I want to be someone else’s girlfriend because he only wants me and nobody else.
I want him to be happy, that we will spend the rest of our lives together.
I’ll choose myself every time because I do not need anyone to hide the fact that we’re together because he thinks he could probably have found someone better.
I want someone who holds my hand proudly and says my name to the whole world. I want someone who introduces me to his friends and family because I care enough about him.
I will vote every time because I do not want to settle for less than I deserve. I do not want anyone who will almost love me.
I want someone who goes an extra mile for me, because I’ll do the same for him. I want a love that brings butterflies in my stomach.
I want a man who is the last thing I think about when I fall asleep, and the first thing I remember when I wake up.

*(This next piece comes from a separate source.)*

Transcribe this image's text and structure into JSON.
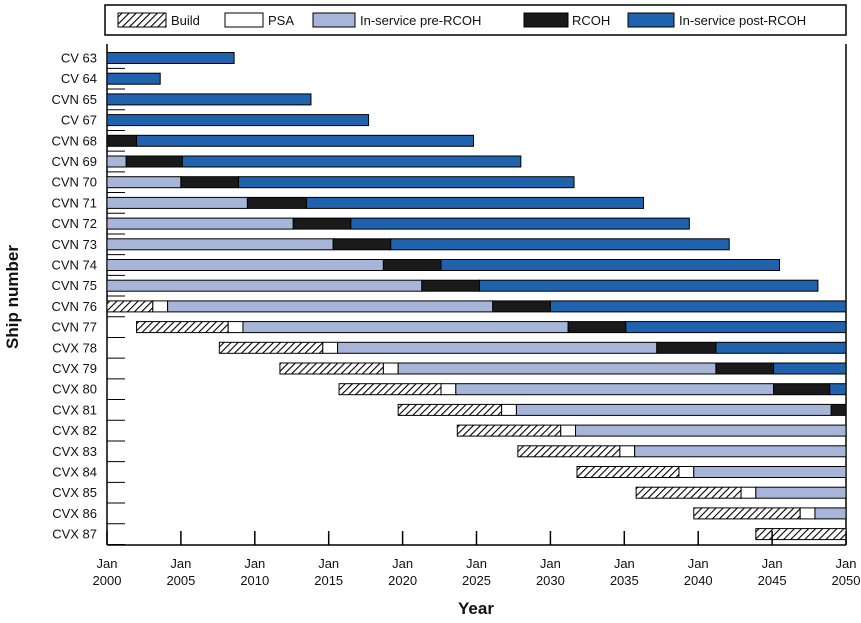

I will choose myself every time because I do not want anyone who does not accept me for what I am. I want someone who loves me the way I am.
I want someone who knows and accepts all my mistakes because he knows that nobody is perfect and that I am not.
I will choose myself because I want someone who is not you.
I will choose myself every time because I want labels and I want to know exactly where our relationship is going. I do not want to hold back.
I have a lot of love in me and want to find someone who will accept them and love me back, just as I will love him.
I want everything to be familiar and pleasant. I want to feel safe and I’ve never felt that way with you.
I’m not sorry I was with you. I am sorry that it took me a long time to realize that we should not be together.
I do not want you to almost love me. I do not need that. I do not deserve it.
Finally, I realized that from now on, I should put myself first.
For so far I have done the opposite and it has taken me nowhere, except in the direction of disappointment, grief and pain.
I tried so hard to make you love me completely, but you almost got stuck.
I am sorry that I did not give up sooner to end these torments in which we both lived.
I’m sorry that I wanted you to stay, and you decided to push me away.